# How to Calculate a 401(k) Annual Return

by Michael Keenan ; Updated April 19, 2017When you put money into your 401k plan, you want to make sure it is performing well. One way to measure your 401k plan's performance is to calculate the compound annual growth rate, which measures your average annual return. Using the average annual return as a percentage allows you to see how much you are earning each year as a percentage of the amount you started with. You can also compare the performance with your 401k plan to the performance of other available investments.

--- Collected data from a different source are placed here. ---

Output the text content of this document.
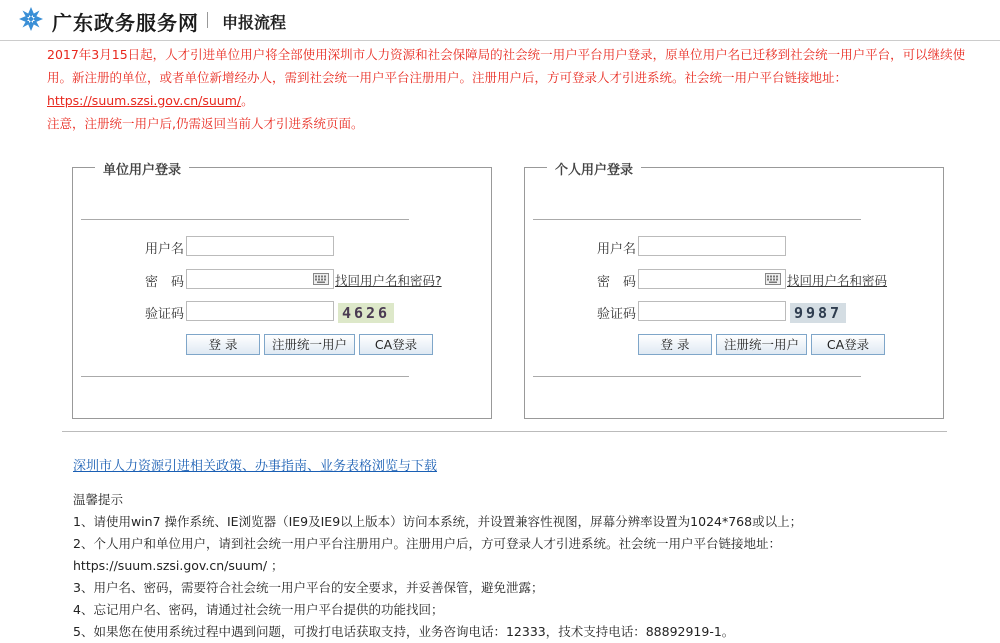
广东政务服务网 申报流程
2017年3月15日起，人才引进单位用户将全部使用深圳市人力资源和社会保障局的社会统一用户平台用户登录，原单位用户名已迁移到社会统一用户平台，可以继续使用。新注册的单位，或者单位新增经办人，需到社会统一用户平台注册用户。注册用户后，方可登录人才引进系统。社会统一用户平台链接地址：
https://suum.szsi.gov.cn/suum/。
注意，注册统一用户后,仍需返回当前人才引进系统页面。
单位用户登录
用户名
密　码	找回用户名和密码?
验证码	4626
登 录	注册统一用户	CA登录
个人用户登录
用户名
密　码	找回用户名和密码
验证码	9987
登 录	注册统一用户	CA登录
深圳市人力资源引进相关政策、办事指南、业务表格浏览与下载
温馨提示
1、请使用win7 操作系统、IE浏览器（IE9及IE9以上版本）访问本系统，并设置兼容性视图，屏幕分辨率设置为1024*768或以上；
2、个人用户和单位用户，请到社会统一用户平台注册用户。注册用户后，方可登录人才引进系统。社会统一用户平台链接地址：
https://suum.szsi.gov.cn/suum/ ；
3、用户名、密码，需要符合社会统一用户平台的安全要求，并妥善保管，避免泄露；
4、忘记用户名、密码，请通过社会统一用户平台提供的功能找回；
5、如果您在使用系统过程中遇到问题，可拨打电话获取支持，业务咨询电话：12333，技术支持电话：88892919-1。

Divide your 401k plan ending account balance by the initial value of your 401k plan. For example, if you want to calculate the annual rate of return when your account went up from $18,000 to $18,250 in one quarter, divide $18,250 by $18,000 to get 1.013888888888889.

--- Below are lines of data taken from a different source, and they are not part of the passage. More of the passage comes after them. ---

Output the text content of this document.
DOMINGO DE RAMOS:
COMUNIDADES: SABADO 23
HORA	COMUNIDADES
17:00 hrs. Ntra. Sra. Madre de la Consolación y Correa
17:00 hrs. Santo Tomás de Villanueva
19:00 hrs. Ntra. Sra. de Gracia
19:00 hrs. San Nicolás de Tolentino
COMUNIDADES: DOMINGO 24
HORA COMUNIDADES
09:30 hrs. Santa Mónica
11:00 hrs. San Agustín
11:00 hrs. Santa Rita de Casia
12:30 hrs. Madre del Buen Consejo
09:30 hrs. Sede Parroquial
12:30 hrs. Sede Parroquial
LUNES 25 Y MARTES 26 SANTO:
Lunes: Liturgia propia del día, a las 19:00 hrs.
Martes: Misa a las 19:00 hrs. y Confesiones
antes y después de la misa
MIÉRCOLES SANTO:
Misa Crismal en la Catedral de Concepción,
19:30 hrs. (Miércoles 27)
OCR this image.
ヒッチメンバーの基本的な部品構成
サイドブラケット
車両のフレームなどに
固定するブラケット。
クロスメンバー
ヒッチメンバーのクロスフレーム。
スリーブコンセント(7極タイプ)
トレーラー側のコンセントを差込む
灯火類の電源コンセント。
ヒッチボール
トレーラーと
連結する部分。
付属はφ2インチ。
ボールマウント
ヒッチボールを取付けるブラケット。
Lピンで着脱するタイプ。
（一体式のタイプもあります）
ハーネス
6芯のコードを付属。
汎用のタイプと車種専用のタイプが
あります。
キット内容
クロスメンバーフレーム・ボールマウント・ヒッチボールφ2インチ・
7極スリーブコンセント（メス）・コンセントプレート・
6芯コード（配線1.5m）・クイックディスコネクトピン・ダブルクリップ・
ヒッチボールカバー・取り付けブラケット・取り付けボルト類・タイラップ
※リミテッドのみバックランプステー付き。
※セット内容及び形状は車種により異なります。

Divide 1 by the number of years, or parts of years, over which the the growth or decline occurred. In this example, since the gain occurred over 1/4 of a year, divide 1 by 1/4 to get 4.

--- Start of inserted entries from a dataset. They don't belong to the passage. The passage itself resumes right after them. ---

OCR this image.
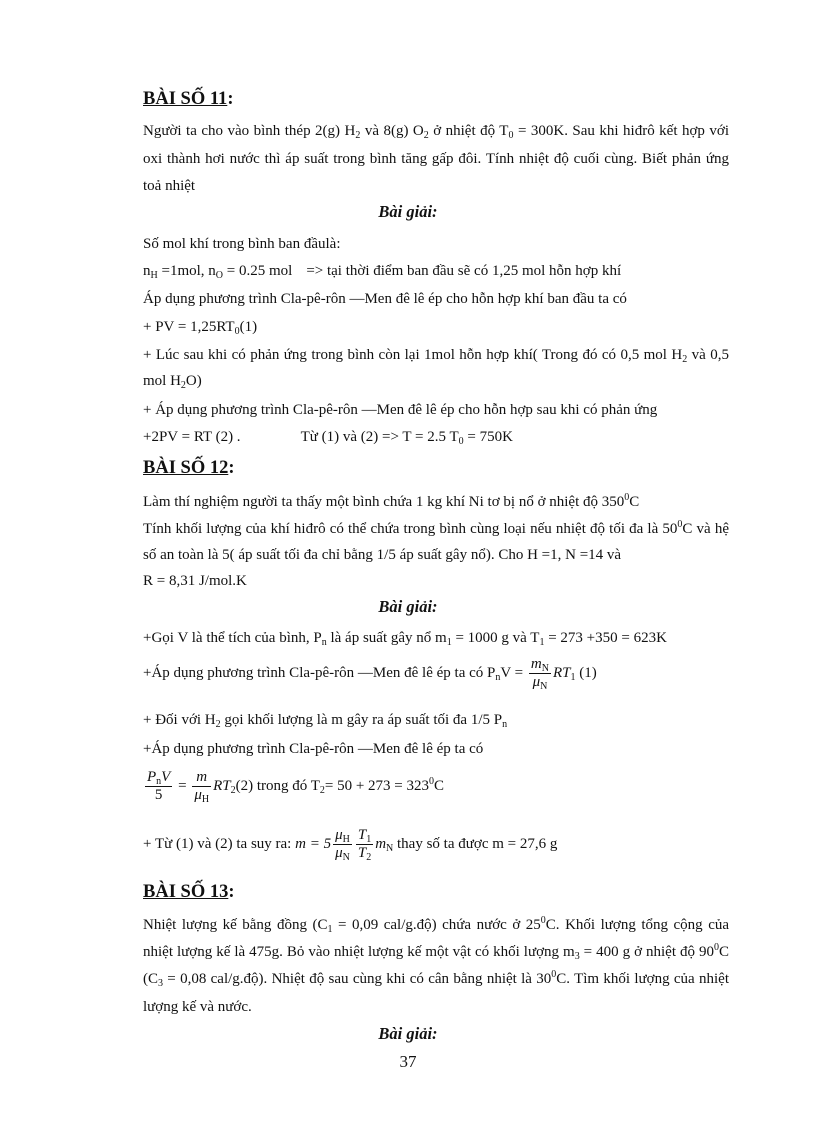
BÀI SỐ 11:
Người ta cho vào bình thép 2(g) $H_2$ và 8(g) $O_2$ ở nhiệt độ $T_0 = 300K$. Sau khi hiđrô kết hợp với
oxi thành hơi nước thì áp suất trong bình tăng gấp đôi. Tính nhiệt độ cuối cùng. Biết phản ứng
toả nhiệt
Bài giải:
Số mol khí trong bình ban đầulà:
$n_H =1mol$, $n_O = 0.25$ mol => tại thời điểm ban đầu sẽ có 1,25 mol hỗn hợp khí
Áp dụng phương trình Cla-pê-rôn —Men đê lê ép cho hỗn hợp khí ban đầu ta có
+ PV = $1,25RT_0(1)$
+ Lúc sau khi có phản ứng trong bình còn lại 1mol hỗn hợp khí( Trong đó có 0,5 mol $H_2$ và 0,5
mol $H_2O$)
+ Áp dụng phương trình Cla-pê-rôn —Men đê lê ép cho hỗn hợp sau khi có phản ứng
+2PV = RT (2) .	Từ (1) và (2) => T = 2.5 $T_0 = 750K$
BÀI SỐ 12:
Làm thí nghiệm người ta thấy một bình chứa 1 kg khí Ni tơ bị nổ ở nhiệt độ $350^0C$
Tính khối lượng của khí hiđrô có thể chứa trong bình cùng loại nếu nhiệt độ tối đa là $50^0C$ và hệ
số an toàn là 5( áp suất tối đa chỉ bằng 1/5 áp suất gây nổ). Cho H =1, N =14 và
R = 8,31 J/mol.K
Bài giải:
+Gọi V là thể tích của bình, $P_n$ là áp suất gây nổ $m_1 = 1000$ g và $T_1 = 273 +350 = 623K$
+Áp dụng phương trình Cla-pê-rôn —Men đê lê ép ta có $P_nV = \frac{m_N}{\mu_N} RT_1$ (1)
+ Đối với $H_2$ gọi khối lượng là m gây ra áp suất tối đa 1/5 $P_n$
+Áp dụng phương trình Cla-pê-rôn —Men đê lê ép ta có
$\frac{P_nV}{5} = \frac{m}{\mu_H} RT_2(2)$ trong đó $T_2= 50 + 273 = 323^0C$
+ Từ (1) và (2) ta suy ra: $m = 5 \frac{\mu_H}{\mu_N} \frac{T_1}{T_2} m_N$ thay số ta được m = 27,6 g
BÀI SỐ 13:
Nhiệt lượng kế bằng đồng ($C_1 = 0,09$ cal/g.độ) chứa nước ở $25^0C$. Khối lượng tổng cộng của
nhiệt lượng kế là 475g. Bỏ vào nhiệt lượng kế một vật có khối lượng $m_3 = 400$ g ở nhiệt độ $90^0C$
($C_3 = 0,08$ cal/g.độ). Nhiệt độ sau cùng khi có cân bằng nhiệt là $30^0C$. Tìm khối lượng của nhiệt
lượng kế và nước.
Bài giải:
37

Raise the Step 1 answer to the power of Step 2 with a calculator. "Power" means to use exponents. On a calculator, you can compute the power by typing in the Step 1 result, pressing the exponent key, typing in the Step 2 result and pushed "Enter." In this example, raise 1.013888888888889 to the 4th power to get 1.056723717.

Subtract 1 to find the average annual rate of return. In this example, subtract 1 from 1.056723717 to find your average annual return on your 401k plan, projected from your quarterly gain, equals 0.056723717, or about 5.67 percent.

#### Warnings

Past performance of your 401k plan does not guarantee future results, especially if you invest in stocks.